Respected science writer Simon Singh explained this in a Guardian article as follows:
You might think that modern chiropractors restrict themselves to treating back problems, but in fact they still possess some quite wacky ideas. The fundamentalists argue that they can cure anything. And even the more moderate chiropractors have ideas above their station. The British Chiropractic Association claims that their members can help treat children with colic, sleeping and feeding problems, frequent ear infections, asthma and prolonged crying, even though there is not a jot of evidence. This organisation is the respectable face of the chiropractic profession and yet it happily promotes bogus treatments.Naturally, the BCA responded to this, but like other charlatans before them (homeopaths v The Quackometer, herbalists v David Colquhoun, vitamin quacks v Ben Goldacre), they ran to their lawyers to try to silence the critic rather than address the criticisms. They sued Simon Singh for libel. What a stupid move! Singh was obviously, absolutely correct in what he wrote. Surely he would win easily? But no, this is England. We have the stupidest libel laws in the world. And, in Justice David Eady, we have one of the stupidest judges...
I can confidently label these treatments as bogus because I have co-authored a book about alternative medicine with the world’s first professor of complementary medicine, Edzard Ernst. He learned chiropractic techniques himself and used them as a doctor. This is when he began to see the need for some critical evaluation. Among other projects, he examined the evidence from 70 trials exploring the benefits of chiropractic therapy in conditions unrelated to the back. He found no evidence to suggest that chiropractors could treat any such conditions.

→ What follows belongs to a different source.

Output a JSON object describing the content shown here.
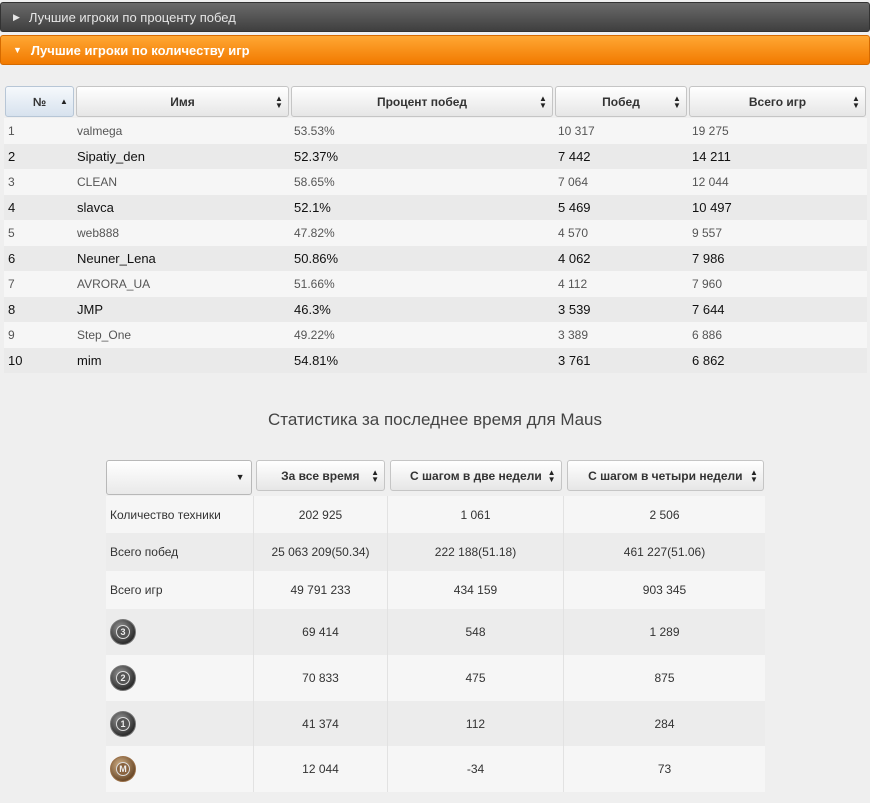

Eady's ruling this week hinged on the exact meaning of the word "bogus". He decided that Singh's use of the word meant that he was saying the BCA were knowingly and dishonestly promoting useless treatments. This goes far beyond most common usages of the word (as explained by the mighty Language Log) to mean useless, false, incorrect, unbelievable or silly. It ignores the fact that Singh's second paragraph explained exactly what he meant by "bogus". It means Singh now has a difficult decision to make, for this extreme meaning will be very difficult to prove in court. He could decide to appeal against the judge's ruling. He could even end up in the European Court of Human Rights, defending his freedom to express his opinion, but this would be hugely expensive and risky. He may have to settle. Whatever he does, all sensible people should support him in any way we can.
If there are really any chiropractors out there who genuinely believe you can cure ear infections, asthma etc, you are idiots. If you badger people into unnecessary, expensive and never-ending preventative treatments, you are unscrupulous idiots. If you play on your patients' fears to try to get them to bring you their children, you are total bastards.
Chiropractic is bogus. Bogus. BOGUS!
4 comments:
Congratulations on pulling no punches.
Credit to those people who, in this current crisis, are currently have the courage to curtly communally criticize, cross, cudgel, cower and curtail those cursed chronic crushingly crazily cruel crass criminally culpable capricious cunning chiro-quack cut-throat confidence con-artist cry-babies, creeps, cranks, cronies and crooks, who cynically conflate chance chiropractic as curing colitis, cysts, cuts amongst the credulous and with as the consciously customary chronic cupidity, the better.
Keep it up, and don't temper the truthful expressions, for fear of being intellectually enslaved.
Good post! :)
My congratulations.
You write rarely, however - well!
Here's another piece by the excellent Stephen Barrett (aka Quackwatch) about aggressive sales techniques by chiropractors.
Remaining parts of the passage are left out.